We have had one returning bee orchid (Ophrys apifera) although it’s in exactly the same warm sunny position my cat Frank likes to occupy. I wasn’t quite so keen on the returning hogweed (Heracleum sphondylium), or the common ragwort (Senecio jacobea). However, the ragwort’s yellow flowers are highly favoured by red and black cinnabar moths and their yellow and black caterpillars. Ragwort is always pulled up and binned before it sets seed, because this plant is dangerous to grazing animals.

Just a yearly mow

Once the hardy orchids, all forms of Dactylorhiza acquired from nurseries, have set seed, it’s given its yearly mow. If there are lots of frogs and toads, we cut it by hand. The material is left in situ for a few days, to allow any reluctant seeds to drop, before being collected up. This is vital. If you leave the debris to rot it produces extra nitrogen and encourages the coarse grasses and they out compete the finer things.

I was also influenced by a visit to Aston Tirrold, a village on the Berkshire Downs.  They grew their own home-grown wildflower plugs in their gardens. They bought six plugs of the same wildflower and then harvested the seeds, before sowing them straight away. Some came up straight away, others needed a cold winter shock before germinating. Six plugs could produce sixty plugs in the following year.
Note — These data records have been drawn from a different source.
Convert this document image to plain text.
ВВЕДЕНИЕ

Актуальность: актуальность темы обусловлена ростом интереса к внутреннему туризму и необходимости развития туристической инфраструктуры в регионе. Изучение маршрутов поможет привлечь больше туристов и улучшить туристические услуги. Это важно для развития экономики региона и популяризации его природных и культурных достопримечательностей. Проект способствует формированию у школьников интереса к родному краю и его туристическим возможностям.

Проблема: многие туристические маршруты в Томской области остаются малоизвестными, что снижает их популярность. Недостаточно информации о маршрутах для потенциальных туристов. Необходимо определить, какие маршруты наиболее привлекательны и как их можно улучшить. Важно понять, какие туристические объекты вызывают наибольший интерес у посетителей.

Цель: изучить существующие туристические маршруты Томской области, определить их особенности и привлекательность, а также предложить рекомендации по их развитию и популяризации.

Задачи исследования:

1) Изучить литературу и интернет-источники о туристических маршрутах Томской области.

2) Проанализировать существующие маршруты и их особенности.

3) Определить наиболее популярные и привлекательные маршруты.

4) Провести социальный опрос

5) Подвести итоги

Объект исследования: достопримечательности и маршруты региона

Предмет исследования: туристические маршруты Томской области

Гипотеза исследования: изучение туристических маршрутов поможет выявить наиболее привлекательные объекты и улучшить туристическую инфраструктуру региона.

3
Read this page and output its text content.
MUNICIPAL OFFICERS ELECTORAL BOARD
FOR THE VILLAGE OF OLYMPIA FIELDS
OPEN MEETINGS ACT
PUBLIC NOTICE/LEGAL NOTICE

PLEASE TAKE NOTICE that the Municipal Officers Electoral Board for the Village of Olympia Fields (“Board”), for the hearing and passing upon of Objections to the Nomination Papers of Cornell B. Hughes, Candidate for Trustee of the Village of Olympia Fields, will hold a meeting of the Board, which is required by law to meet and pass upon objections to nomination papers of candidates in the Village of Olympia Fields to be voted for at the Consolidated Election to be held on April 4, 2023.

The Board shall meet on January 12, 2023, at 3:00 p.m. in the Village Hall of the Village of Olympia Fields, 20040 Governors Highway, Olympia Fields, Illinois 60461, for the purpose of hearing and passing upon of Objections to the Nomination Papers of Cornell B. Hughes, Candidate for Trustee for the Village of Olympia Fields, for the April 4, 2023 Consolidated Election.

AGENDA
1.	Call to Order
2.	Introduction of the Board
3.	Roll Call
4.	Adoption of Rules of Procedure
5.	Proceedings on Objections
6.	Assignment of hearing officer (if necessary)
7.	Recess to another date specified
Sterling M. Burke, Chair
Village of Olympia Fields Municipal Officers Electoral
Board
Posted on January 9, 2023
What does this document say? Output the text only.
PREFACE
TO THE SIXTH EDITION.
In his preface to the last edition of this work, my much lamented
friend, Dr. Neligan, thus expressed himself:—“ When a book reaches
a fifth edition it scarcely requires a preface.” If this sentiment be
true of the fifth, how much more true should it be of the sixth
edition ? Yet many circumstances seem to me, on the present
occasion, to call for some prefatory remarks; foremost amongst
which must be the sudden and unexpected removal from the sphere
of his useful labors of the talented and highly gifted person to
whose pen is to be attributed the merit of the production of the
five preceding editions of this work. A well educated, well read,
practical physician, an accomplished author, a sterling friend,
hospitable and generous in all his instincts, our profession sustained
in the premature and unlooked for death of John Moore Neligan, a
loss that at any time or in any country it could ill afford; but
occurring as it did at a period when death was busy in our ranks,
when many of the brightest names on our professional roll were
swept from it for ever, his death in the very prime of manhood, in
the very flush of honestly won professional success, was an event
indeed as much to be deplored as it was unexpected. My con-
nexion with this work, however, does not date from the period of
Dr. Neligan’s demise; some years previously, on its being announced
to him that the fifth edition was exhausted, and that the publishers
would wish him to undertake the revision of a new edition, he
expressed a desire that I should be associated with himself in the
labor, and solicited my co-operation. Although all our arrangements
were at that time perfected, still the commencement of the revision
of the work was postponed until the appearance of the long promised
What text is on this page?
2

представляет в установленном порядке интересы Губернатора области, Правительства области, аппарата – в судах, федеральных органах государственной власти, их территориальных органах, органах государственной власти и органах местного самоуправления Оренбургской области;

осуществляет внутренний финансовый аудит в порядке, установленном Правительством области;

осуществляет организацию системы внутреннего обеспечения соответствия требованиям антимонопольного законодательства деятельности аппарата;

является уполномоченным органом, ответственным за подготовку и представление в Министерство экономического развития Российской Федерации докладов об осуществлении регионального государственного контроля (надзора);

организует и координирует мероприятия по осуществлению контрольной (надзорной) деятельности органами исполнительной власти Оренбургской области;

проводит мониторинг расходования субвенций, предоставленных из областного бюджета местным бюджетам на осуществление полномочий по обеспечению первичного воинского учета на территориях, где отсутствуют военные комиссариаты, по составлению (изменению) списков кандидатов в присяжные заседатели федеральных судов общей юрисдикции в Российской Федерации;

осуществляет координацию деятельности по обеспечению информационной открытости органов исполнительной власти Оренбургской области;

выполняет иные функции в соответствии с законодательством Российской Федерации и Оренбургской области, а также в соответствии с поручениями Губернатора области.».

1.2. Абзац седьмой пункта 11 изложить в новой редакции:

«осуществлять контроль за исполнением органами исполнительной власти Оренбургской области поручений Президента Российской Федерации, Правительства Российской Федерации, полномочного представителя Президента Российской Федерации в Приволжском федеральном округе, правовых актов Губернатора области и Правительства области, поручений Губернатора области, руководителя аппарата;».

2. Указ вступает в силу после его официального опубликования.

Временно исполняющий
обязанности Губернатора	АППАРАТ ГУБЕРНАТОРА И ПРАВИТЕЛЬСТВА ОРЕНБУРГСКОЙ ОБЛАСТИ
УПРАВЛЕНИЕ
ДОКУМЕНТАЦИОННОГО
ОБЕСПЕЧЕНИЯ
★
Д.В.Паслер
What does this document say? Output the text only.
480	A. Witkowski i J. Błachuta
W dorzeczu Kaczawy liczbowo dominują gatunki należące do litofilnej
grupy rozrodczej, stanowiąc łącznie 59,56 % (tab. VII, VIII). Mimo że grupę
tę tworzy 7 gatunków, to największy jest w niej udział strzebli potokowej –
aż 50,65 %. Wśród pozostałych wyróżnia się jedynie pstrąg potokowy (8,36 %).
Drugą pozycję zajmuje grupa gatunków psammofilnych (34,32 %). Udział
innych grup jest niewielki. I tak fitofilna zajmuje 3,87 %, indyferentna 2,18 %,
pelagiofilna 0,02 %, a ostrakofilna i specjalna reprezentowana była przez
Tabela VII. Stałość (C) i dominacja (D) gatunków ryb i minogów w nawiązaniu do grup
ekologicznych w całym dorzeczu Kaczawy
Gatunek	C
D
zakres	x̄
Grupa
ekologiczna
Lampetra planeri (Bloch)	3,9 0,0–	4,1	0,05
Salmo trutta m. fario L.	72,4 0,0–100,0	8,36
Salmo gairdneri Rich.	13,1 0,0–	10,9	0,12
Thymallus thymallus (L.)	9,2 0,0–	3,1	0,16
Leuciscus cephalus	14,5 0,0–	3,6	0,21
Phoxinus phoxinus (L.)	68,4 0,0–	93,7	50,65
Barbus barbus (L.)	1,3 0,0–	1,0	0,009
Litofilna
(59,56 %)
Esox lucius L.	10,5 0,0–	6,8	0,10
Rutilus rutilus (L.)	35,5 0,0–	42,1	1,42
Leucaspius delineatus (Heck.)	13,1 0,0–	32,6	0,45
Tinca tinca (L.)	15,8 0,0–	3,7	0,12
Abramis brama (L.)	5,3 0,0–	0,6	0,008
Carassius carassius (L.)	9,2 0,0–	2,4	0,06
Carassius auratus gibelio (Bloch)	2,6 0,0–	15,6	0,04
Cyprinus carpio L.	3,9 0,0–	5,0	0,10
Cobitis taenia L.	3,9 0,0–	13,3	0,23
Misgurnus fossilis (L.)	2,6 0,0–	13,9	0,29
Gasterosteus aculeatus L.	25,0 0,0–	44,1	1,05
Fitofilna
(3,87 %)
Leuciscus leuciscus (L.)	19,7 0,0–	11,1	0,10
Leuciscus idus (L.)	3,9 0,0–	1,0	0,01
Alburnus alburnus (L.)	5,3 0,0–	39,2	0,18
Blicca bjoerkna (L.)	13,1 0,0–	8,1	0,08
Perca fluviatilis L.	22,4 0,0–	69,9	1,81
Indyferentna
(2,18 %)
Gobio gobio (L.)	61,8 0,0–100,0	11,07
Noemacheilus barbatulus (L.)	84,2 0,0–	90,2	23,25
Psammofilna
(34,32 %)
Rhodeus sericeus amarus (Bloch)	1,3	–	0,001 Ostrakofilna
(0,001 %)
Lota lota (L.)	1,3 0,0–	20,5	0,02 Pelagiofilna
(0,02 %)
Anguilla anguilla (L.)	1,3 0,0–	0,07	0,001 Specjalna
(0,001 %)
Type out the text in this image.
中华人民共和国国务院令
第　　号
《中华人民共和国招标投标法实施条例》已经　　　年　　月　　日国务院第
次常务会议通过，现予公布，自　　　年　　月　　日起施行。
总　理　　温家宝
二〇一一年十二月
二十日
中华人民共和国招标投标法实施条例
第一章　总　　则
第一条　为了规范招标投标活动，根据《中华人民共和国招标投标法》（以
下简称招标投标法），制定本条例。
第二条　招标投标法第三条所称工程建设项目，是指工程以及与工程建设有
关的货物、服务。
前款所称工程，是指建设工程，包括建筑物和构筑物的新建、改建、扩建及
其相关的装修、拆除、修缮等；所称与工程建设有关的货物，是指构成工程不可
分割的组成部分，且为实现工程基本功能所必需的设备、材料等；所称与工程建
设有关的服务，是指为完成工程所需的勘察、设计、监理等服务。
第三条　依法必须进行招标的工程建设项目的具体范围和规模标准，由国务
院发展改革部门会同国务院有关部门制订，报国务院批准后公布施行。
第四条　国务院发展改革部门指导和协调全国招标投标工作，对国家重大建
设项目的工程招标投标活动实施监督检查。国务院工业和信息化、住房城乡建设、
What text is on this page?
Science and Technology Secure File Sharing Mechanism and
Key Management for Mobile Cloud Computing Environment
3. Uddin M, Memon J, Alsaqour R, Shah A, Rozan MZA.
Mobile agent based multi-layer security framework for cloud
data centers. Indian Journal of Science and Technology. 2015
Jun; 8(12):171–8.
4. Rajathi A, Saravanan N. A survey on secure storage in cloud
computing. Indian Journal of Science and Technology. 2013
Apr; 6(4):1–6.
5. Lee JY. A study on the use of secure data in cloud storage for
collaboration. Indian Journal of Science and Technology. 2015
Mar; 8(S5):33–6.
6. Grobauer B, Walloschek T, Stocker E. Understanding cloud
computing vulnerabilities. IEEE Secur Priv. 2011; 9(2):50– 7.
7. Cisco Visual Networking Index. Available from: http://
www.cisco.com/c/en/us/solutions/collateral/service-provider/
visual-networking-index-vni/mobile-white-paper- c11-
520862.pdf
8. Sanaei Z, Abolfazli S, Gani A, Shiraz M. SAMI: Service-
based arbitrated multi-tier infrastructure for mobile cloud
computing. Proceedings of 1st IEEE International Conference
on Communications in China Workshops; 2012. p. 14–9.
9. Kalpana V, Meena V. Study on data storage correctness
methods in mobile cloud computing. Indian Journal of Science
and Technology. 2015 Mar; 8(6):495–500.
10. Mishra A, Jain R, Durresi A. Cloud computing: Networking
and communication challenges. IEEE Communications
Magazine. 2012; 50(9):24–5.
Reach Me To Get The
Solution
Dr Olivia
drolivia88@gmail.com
British-bred wildflower seeds will peak when their pollinators are also about.  You could try the Plantlife shop – www.plantlife.org.uk for seeds of individual species or mixes. I would also recommend a Welsh supplier called Celtic Wildflowers, suppliers of seeds and plugs. They attended the Malvern Spring Show and they can offer you advice and mixes that actually work for you. They’ve supplied plugs for large Welsh projects involving Butterfly Conservation. They’ve enriched the dunes at Swansea and they’ve helped water voles and the shrill carder bee. www.celticwildlfowers.co.uk

Top Tip

You can cover the seed pods of any plant with fine-mesh jewellery bags that you tie on. That way you collect all the seeds.